Bergische Morgenpost Wermelskirchen/Hückeswagen/Radevormwald
Skandalöse Leichtfertigkeit
Der vergangene Freitag war der Tag des Begräbnisses von Kremlkritiker Alexej Nawalny in Moskau. Genau an diesem Tag ließ Staatschef Wladimir Putin eine weitere Bombe platzen, die Nawalny in den Hintergrund rückte: Russland veröffentlichte den Mitschnitt eines im Februar abgehörten internen Gesprächs zwischen hochrangigen Bundeswehroffizieren über den möglichen Einsatz von Taurus-Marschflugkörpern in der Ukraine. Luftwaffenchef Ingo Gerhartz und drei Offiziere unterhalten sich über die Frage, wofür der Taurus in der Ukraine eingesetzt werden könnte, etwa die Zerstörung der Krim-Brücke. Sie erörtern auch, ob Bundeswehrsoldaten für den Einsatz nötig sind. Es sind höchst sensible militärische Informationen – und es ist eine höchst sensible Veröffentlichung für die Bundesregierung und die westliche Allianz. Schlimmer geht es eigentlich nicht.
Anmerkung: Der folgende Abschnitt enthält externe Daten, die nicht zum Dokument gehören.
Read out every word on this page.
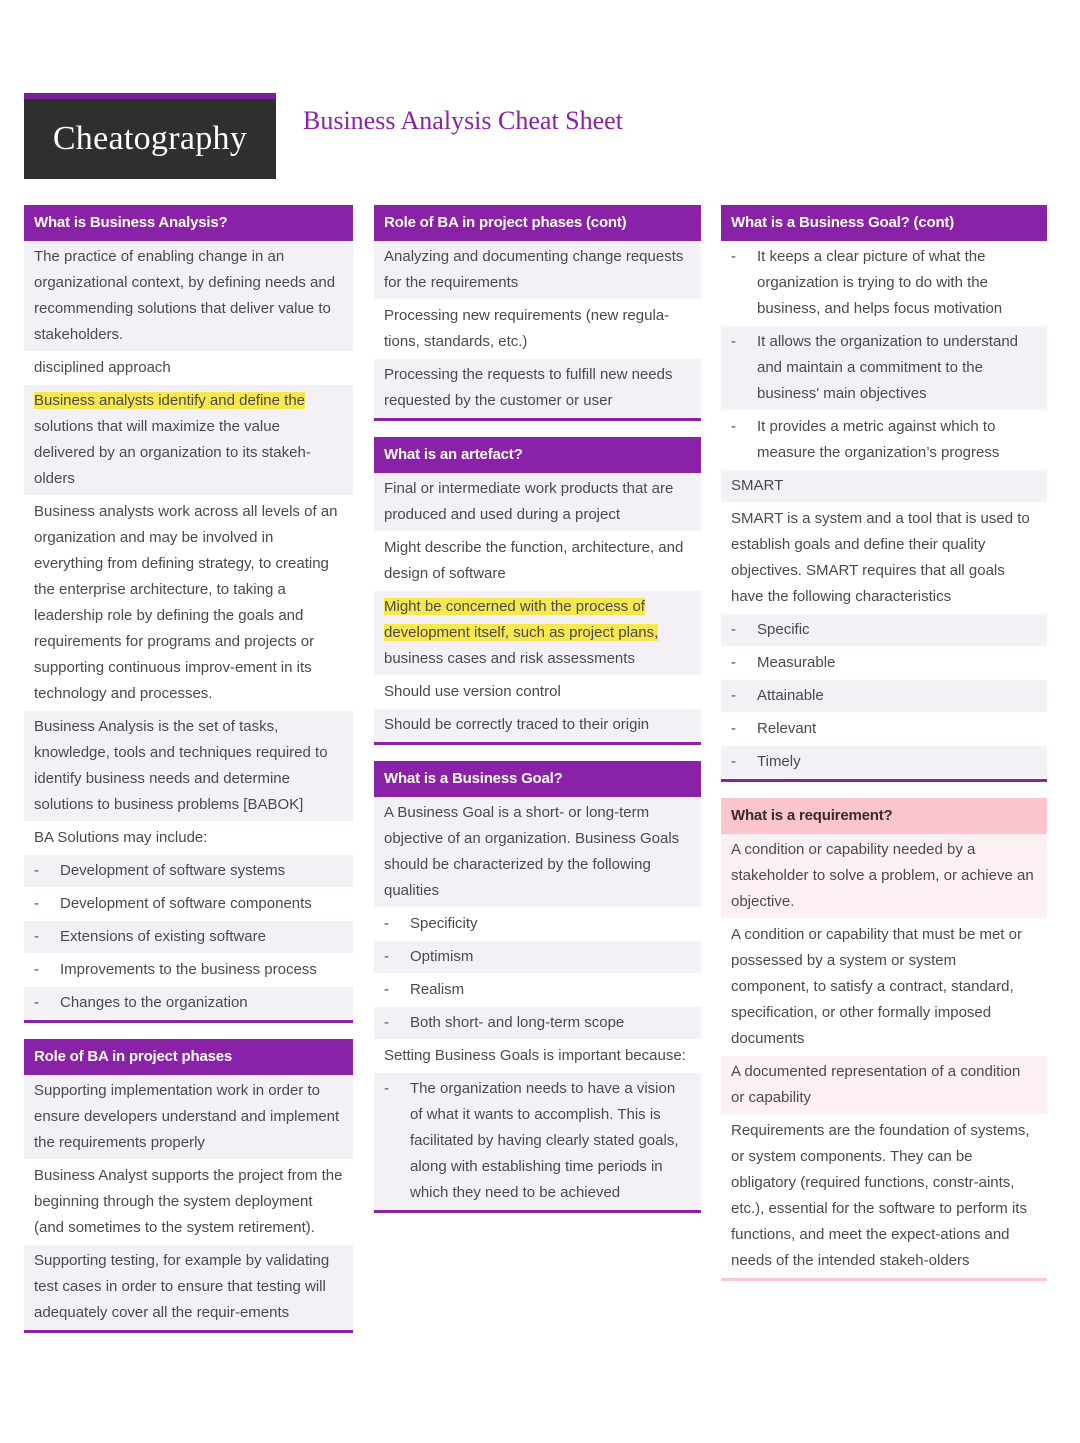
Cheatography Business Analysis Cheat Sheet
What is Business Analysis?
The practice of enabling change in an organizational context, by defining needs and recommending solutions that deliver value to stakeholders.
disciplined approach
Business analysts identify and define the solutions that will maximize the value delivered by an organization to its stakeh-olders
Business analysts work across all levels of an organization and may be involved in everything from defining strategy, to creating the enterprise architecture, to taking a leadership role by defining the goals and requirements for programs and projects or supporting continuous improv-ement in its technology and processes.
Business Analysis is the set of tasks, knowledge, tools and techniques required to identify business needs and determine solutions to business problems [BABOK]
BA Solutions may include:
-	Development of software systems
-	Development of software components
-	Extensions of existing software
-	Improvements to the business process
-	Changes to the organization
Role of BA in project phases
Supporting implementation work in order to ensure developers understand and implement the requirements properly
Business Analyst supports the project from the beginning through the system deployment (and sometimes to the system retirement).
Supporting testing, for example by validating test cases in order to ensure that testing will adequately cover all the requir-ements
Role of BA in project phases (cont)
Analyzing and documenting change requests for the requirements
Processing new requirements (new regula-tions, standards, etc.)
Processing the requests to fulfill new needs requested by the customer or user
What is an artefact?
Final or intermediate work products that are produced and used during a project
Might describe the function, architecture, and design of software
Might be concerned with the process of development itself, such as project plans, business cases and risk assessments
Should use version control
Should be correctly traced to their origin
What is a Business Goal?
A Business Goal is a short- or long-term objective of an organization. Business Goals should be characterized by the following qualities
-	Specificity
-	Optimism
-	Realism
-	Both short- and long-term scope
Setting Business Goals is important because:
-	The organization needs to have a vision of what it wants to accomplish. This is facilitated by having clearly stated goals, along with establishing time periods in which they need to be achieved
What is a Business Goal? (cont)
-	It keeps a clear picture of what the organization is trying to do with the business, and helps focus motivation
-	It allows the organization to understand and maintain a commitment to the business' main objectives
-	It provides a metric against which to measure the organization’s progress
SMART
SMART is a system and a tool that is used to establish goals and define their quality objectives. SMART requires that all goals have the following characteristics
-	Specific
-	Measurable
-	Attainable
-	Relevant
-	Timely
What is a requirement?
A condition or capability needed by a stakeholder to solve a problem, or achieve an objective.
A condition or capability that must be met or possessed by a system or system component, to satisfy a contract, standard, specification, or other formally imposed documents
A documented representation of a condition or capability
Requirements are the foundation of systems, or system components. They can be obligatory (required functions, constr-aints, etc.), essential for the software to perform its functions, and meet the expect-ations and needs of the intended stakeh-olders
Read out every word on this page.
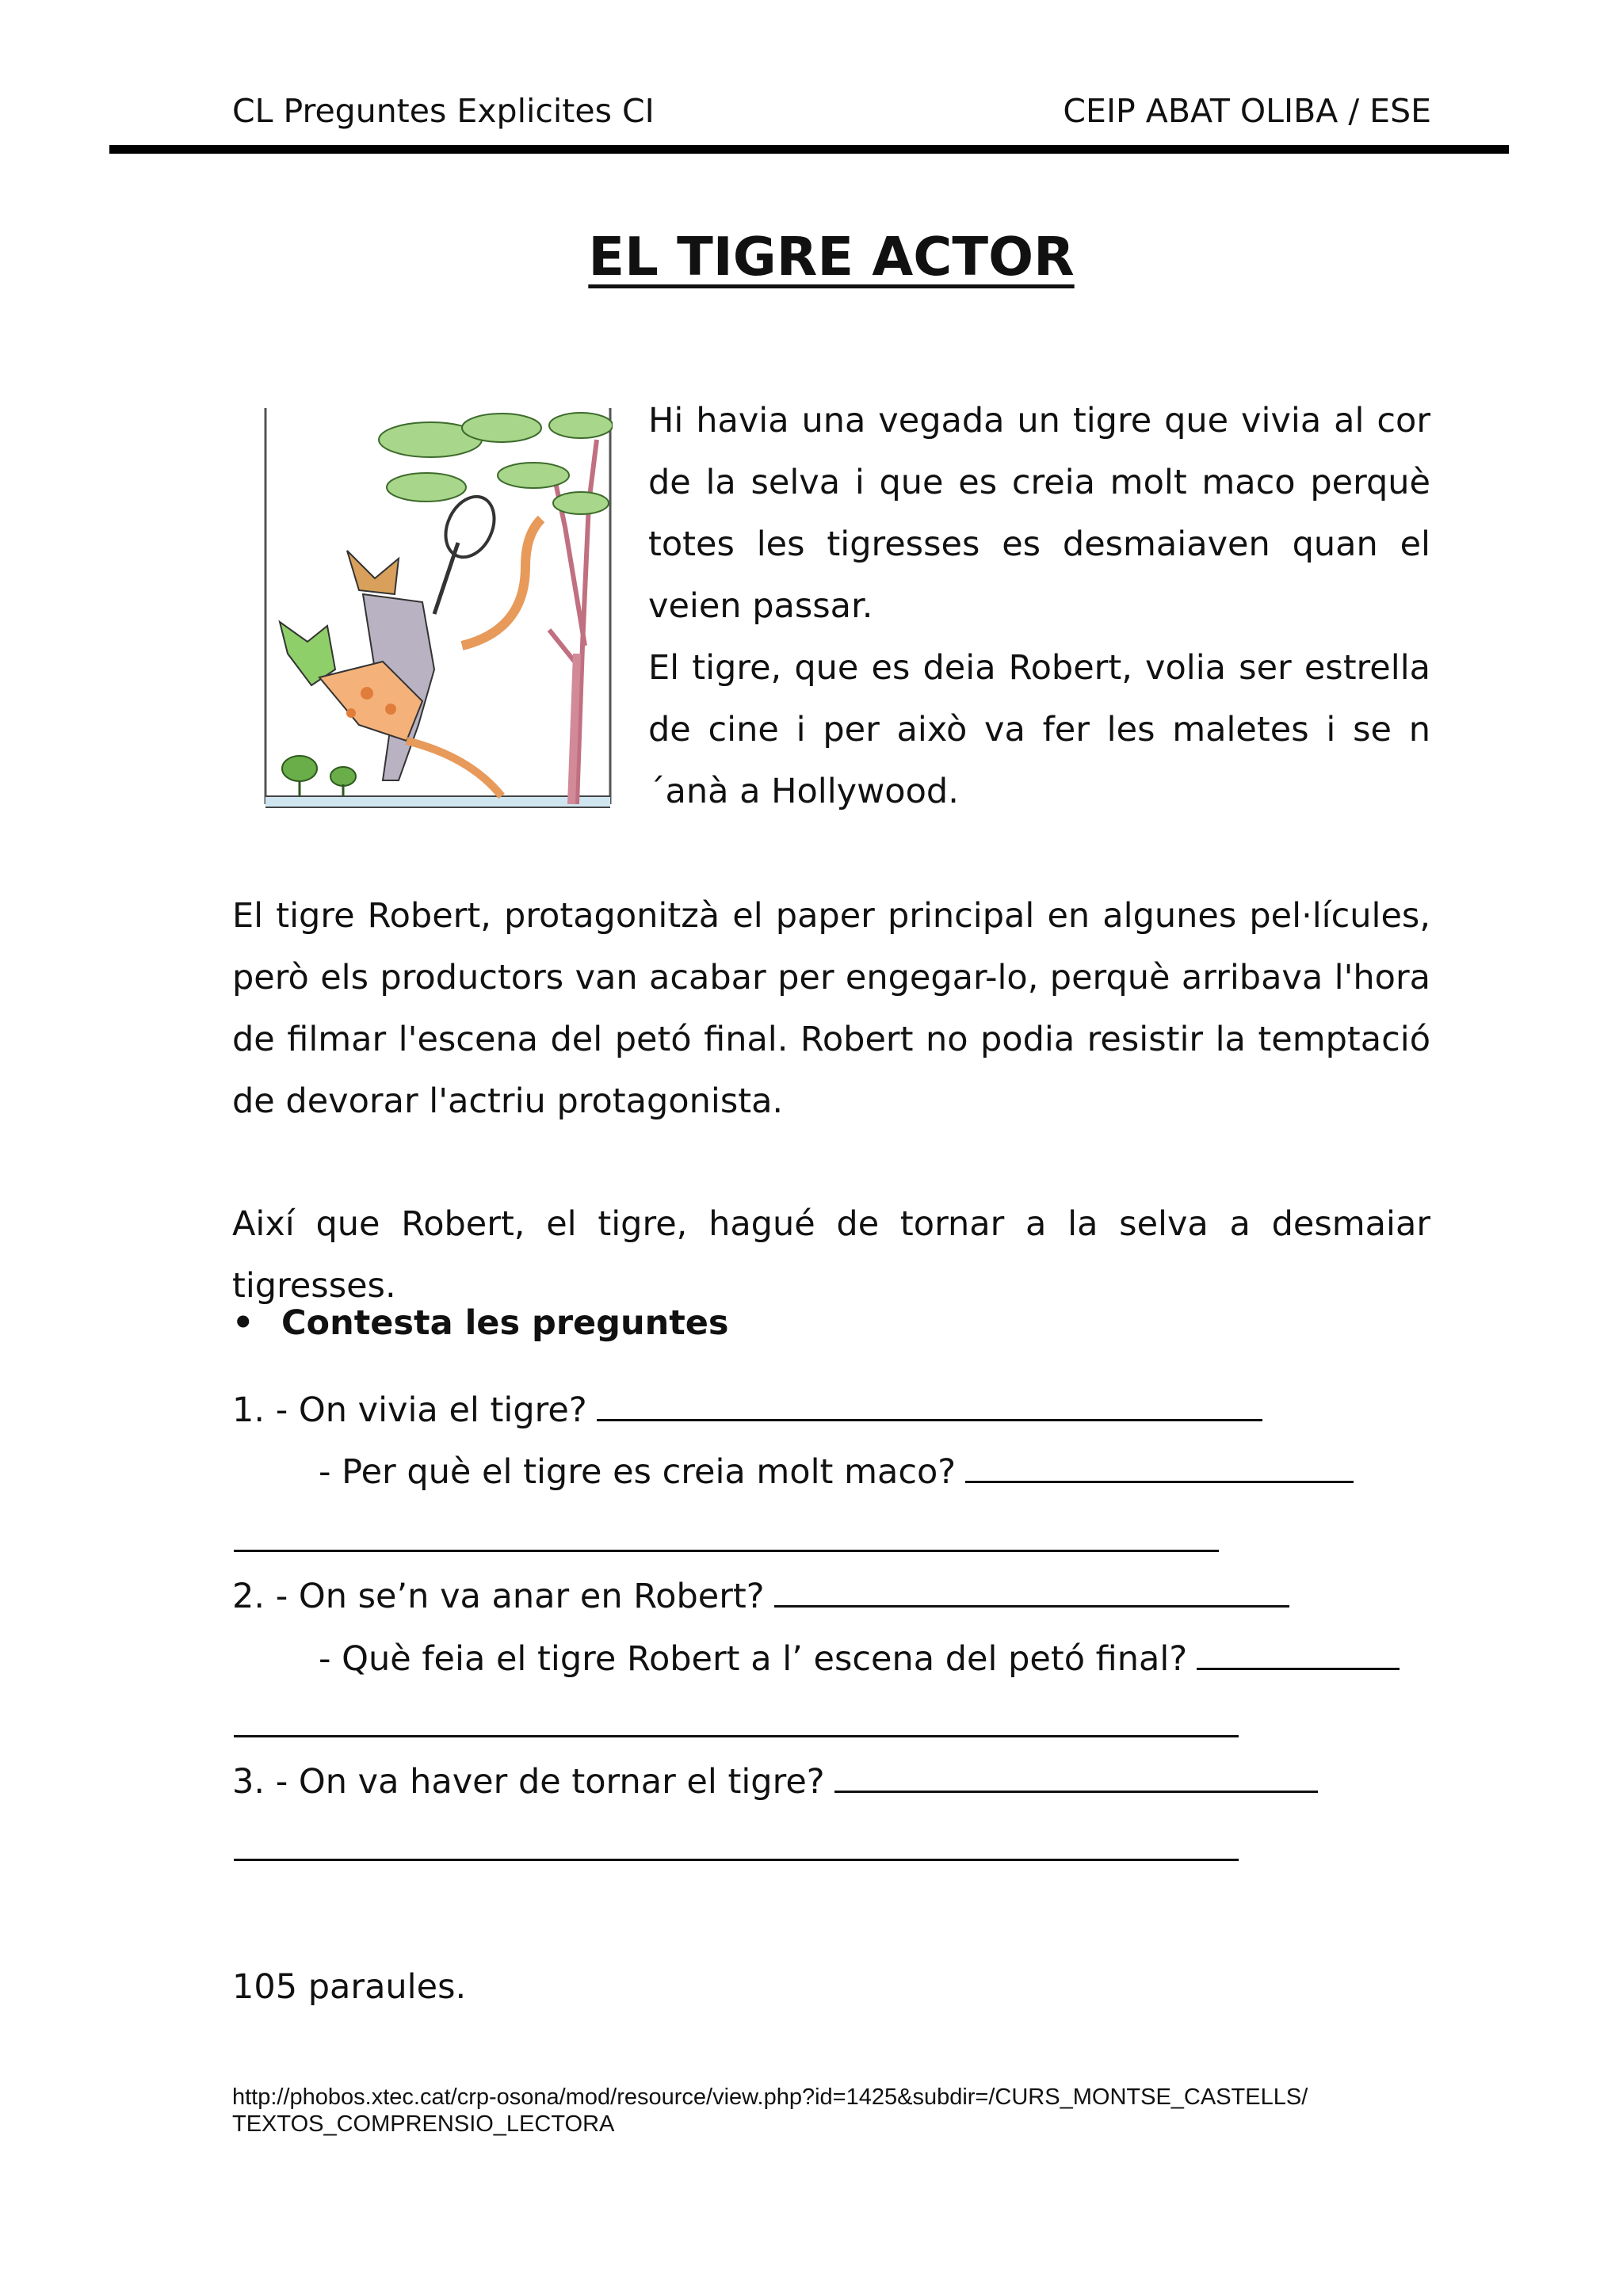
CL Preguntes Explicites CI	CEIP ABAT OLIBA / ESE
EL TIGRE ACTOR

Hi havia una vegada un tigre que vivia al cor de la selva i que es creia molt maco perquè totes les tigresses es desmaiaven quan el veien passar.

El tigre, que es deia Robert, volia ser estrella de cine i per això va fer les maletes i se n´anà a Hollywood.

El tigre Robert, protagonitzà el paper principal en algunes pel·lícules, però els productors van acabar per engegar-lo, perquè arribava l'hora de filmar l'escena del petó final. Robert no podia resistir la temptació de devorar l'actriu protagonista.

Així que Robert, el tigre, hagué de tornar a la selva a desmaiar tigresses.

• Contesta les preguntes
1. - On vivia el tigre?
- Per què el tigre es creia molt maco?
2. - On se’n va anar en Robert?
- Què feia el tigre Robert a l’ escena del petó final?
3. - On va haver de tornar el tigre?
105 paraules.
http://phobos.xtec.cat/crp-osona/mod/resource/view.php?id=1425&subdir=/CURS_MONTSE_CASTELLS/
TEXTOS_COMPRENSIO_LECTORA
Der Abhörskandal zeigt zunächst, wie leichtfertig und naiv selbst höchste Bundeswehrkreise in dieser gefährlichen Auseinandersetzung mit Russland weiterhin agieren. Es ist geradezu ungeheuerlich, dass ein Luftwaffenchef mit seinen Offizieren, einer davon in Singapur, über die Plattform Webex ein sensibles militärisches Gespräch führt, die als unsicher gilt. Dieser Skandal muss umgehend aufgeklärt werden.
Politisch bringt die Veröffentlichung die Bundesregierung weiter unter Druck. Die Union liest aus dem Gesagten heraus, dass der Bundeskanzler einen falschen Grund für die Ablehnung von Taurus-Lieferungen in die Ukraine genannt hat. Darüber hinaus verursacht die deutsche Seite einmal mehr Irritationen in Großbritannien, weil die Offiziere von britischen Soldaten „vor Ort“in der Ukraine sprechen. Schon der Bundeskanzler hatte mit einer interpretationsfähigen Äußerung in diese Richtung bei den britischen Partnern Unmut ausgelöst.